# Should I take him?



## emilycdimartino (Jul 2, 2013)

I have a three month old hedgie that I've had for about 2 weeks now. My problem is that sometime in August, my boyfriend wants me to visit him in New Jersey, 6 hours away. I don't know if I should take him with me and strap him in his carrier, take him and keep him in his cage in my back seat and strap that in or to leave him at home with my dad, who would have to clean him poopy wheel every morning. 
My boyfriend is fine with me bringing him, I am just worried about the drive down and what I would do with him there. But I also don't want to leave him be for a week. I know my dad would be fine feeding him and I can clean his cage before and after the trip, its just the wheel. Also he is quilling, so I don't know if he could handle the trip, but I don't want to leave him for a week in case he becomes more afraid of me.


----------



## verucacherry (Jun 18, 2013)

Have you ever taken him in for a ride in the car before? It would be best to know whether your hedgie could care less about being in a car, or if the road noise and such will stress him out, then you can make a decision based on that. My hedgehog is just now used to car rides, (as her vet is 90 miles away) and she is 1.5 yrs old.


----------



## emilycdimartino (Jul 2, 2013)

He is fine in the car. He just likes to poop in his carrier when he first gets in, which i clean and then he goes again, and then he cuddles up and falls asleep underneath the papertowel i put down to catch his poop. But that is on the hour ride home. I feel like for 6 hours he wont sleep the whole time and he would be lying in piles of poop or that it might stress him out too much.


----------



## sklock65 (Jan 9, 2013)

I agree about knowing for sure if hedgie gets car sick.
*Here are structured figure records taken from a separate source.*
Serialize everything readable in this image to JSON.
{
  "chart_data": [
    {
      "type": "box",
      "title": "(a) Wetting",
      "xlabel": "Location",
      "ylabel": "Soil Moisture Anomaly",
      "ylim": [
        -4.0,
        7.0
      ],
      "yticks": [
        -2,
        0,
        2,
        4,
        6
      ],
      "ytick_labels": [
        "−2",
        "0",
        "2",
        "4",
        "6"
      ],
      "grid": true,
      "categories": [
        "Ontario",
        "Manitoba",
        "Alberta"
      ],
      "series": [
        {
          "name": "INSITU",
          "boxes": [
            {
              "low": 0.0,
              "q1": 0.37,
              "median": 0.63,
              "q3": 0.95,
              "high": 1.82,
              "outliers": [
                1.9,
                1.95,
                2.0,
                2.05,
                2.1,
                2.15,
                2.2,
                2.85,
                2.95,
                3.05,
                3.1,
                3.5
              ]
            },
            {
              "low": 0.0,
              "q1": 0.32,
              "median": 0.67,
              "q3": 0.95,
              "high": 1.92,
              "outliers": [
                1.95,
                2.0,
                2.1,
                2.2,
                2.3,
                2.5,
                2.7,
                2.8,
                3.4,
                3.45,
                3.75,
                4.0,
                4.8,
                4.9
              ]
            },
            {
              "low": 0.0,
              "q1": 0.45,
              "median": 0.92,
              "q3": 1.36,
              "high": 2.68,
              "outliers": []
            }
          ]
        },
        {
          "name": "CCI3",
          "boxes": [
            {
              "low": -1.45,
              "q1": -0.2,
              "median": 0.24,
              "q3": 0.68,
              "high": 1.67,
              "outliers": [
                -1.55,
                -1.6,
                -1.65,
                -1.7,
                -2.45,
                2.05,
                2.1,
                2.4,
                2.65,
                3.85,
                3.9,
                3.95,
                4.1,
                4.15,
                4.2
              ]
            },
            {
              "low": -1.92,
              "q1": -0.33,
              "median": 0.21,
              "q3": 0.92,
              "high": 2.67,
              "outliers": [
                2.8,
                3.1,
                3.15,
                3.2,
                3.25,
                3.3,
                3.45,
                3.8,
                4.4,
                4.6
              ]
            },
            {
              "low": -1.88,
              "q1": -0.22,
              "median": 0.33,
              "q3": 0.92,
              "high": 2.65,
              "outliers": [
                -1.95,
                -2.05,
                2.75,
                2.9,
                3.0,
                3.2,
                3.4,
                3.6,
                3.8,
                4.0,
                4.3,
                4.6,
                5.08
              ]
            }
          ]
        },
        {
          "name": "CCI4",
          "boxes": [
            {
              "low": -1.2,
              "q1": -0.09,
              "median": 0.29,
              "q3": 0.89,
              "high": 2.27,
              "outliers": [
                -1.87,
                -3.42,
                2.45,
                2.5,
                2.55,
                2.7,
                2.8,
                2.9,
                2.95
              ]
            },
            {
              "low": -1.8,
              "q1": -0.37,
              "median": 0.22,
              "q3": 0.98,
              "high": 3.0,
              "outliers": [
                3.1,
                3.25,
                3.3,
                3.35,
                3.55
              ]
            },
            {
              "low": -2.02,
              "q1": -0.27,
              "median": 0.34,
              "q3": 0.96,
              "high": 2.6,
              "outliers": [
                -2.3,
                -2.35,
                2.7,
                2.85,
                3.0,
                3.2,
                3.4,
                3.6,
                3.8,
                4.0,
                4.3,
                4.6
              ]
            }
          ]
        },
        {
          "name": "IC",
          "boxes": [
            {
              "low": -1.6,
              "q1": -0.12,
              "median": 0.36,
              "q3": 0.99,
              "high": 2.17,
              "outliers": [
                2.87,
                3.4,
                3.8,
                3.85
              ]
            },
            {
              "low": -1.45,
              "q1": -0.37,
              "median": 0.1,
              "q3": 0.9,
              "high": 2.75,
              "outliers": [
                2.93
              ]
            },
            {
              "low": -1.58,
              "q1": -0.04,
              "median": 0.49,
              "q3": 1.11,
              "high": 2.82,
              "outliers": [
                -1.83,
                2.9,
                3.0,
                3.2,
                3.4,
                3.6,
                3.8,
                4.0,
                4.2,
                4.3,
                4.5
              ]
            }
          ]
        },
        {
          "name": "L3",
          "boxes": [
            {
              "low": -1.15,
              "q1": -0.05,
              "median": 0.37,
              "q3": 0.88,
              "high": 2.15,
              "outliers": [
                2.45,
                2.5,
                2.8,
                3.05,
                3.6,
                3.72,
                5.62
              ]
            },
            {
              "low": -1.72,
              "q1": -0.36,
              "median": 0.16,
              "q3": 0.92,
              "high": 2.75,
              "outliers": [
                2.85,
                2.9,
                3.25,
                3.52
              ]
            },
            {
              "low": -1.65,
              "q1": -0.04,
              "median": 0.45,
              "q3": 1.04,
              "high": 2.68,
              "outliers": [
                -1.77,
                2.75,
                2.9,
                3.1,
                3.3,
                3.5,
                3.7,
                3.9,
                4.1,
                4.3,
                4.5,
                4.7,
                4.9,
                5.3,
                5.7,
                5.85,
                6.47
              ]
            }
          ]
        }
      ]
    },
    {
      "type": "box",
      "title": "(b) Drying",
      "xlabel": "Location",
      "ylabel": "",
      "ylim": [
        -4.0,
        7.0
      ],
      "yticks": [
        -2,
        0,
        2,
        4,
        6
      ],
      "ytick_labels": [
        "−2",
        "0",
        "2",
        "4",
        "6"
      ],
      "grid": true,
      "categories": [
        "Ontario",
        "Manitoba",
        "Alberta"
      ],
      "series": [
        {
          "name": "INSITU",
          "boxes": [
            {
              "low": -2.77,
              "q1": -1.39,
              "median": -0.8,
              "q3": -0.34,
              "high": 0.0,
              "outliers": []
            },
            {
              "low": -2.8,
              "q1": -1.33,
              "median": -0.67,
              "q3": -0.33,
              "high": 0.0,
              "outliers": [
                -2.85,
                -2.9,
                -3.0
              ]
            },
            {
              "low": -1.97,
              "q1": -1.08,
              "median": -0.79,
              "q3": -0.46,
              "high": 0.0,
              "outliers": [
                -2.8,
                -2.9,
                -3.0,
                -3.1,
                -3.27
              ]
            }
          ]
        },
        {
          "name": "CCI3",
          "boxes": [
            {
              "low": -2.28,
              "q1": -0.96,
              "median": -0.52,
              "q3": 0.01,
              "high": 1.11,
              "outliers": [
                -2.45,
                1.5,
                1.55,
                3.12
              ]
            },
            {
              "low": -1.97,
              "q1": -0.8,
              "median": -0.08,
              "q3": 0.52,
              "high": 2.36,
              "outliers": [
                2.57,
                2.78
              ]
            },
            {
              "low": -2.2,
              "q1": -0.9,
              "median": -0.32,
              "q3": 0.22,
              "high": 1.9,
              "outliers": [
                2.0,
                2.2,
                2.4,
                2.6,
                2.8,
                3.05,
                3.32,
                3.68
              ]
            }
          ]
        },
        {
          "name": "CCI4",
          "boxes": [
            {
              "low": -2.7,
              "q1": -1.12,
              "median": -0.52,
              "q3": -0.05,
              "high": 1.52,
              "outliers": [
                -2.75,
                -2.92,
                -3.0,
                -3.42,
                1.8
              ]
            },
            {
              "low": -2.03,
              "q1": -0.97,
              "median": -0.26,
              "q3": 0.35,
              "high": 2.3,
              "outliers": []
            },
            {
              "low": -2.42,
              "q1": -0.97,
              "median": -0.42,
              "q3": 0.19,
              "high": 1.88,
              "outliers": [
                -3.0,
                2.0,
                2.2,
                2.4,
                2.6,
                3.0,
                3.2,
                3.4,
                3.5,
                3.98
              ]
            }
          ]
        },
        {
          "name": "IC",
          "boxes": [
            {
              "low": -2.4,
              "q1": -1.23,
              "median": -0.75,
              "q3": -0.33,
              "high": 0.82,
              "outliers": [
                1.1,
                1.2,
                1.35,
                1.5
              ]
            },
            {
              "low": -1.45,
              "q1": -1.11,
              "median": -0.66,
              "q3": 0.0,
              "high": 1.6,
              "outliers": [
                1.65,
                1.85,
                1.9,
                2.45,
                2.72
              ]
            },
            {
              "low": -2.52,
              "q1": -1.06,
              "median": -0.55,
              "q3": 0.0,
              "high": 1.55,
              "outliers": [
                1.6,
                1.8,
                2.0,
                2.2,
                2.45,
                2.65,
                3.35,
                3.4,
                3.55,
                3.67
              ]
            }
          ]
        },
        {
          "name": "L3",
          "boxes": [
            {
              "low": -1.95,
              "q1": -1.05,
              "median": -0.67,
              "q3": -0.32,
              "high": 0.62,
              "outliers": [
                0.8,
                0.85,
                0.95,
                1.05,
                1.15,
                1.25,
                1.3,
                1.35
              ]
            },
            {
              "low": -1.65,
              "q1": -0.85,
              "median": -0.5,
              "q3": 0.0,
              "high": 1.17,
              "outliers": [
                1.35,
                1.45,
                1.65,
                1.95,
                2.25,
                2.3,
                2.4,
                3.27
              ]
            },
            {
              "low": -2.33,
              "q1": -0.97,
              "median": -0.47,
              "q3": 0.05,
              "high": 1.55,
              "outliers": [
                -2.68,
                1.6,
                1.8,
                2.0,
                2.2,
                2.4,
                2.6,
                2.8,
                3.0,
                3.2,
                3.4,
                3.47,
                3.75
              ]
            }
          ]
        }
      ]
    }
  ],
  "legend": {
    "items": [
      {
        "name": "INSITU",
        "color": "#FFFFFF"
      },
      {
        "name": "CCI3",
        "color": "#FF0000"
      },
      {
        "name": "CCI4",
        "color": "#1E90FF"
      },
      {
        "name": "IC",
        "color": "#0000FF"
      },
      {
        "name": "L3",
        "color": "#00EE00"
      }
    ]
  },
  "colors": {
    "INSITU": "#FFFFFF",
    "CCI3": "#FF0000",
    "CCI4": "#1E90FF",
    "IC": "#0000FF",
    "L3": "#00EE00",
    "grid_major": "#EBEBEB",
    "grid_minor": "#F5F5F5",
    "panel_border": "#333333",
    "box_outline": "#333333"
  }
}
I've read some do but my hedgie is not one of those and would be fine. If you travel during the day I would assume hedgie would sleep the whole way. Just be sure to watch temp in the car/cage. Not sure where you are driving from but also just be careful of legality laws. For example I would not risk driving through Pennsylvania AT ALL. Also maybe just check into vets nearby to where your boyfriend lives just in case something happens when you're there. If all that stuff checks out I would think you'd be fine to bring him along.


----------



## JulieAnne (Sep 3, 2012)

I took my girls to Mississippi, which is an 8 hour car ride. I had the same decision to make. Leave them home with dad, or take them with me. My girls did fine in the car. Slept the whole way. I took pop up dog kennels for temporary cages when we got there and tons and tons of paper towels and bedding for the car. Ivy did poop a lot the first hour but then she settled in and relaxed.

It really depends on your hedgie. If you think he will be ok on the car ride, then take him but only you can know that.


----------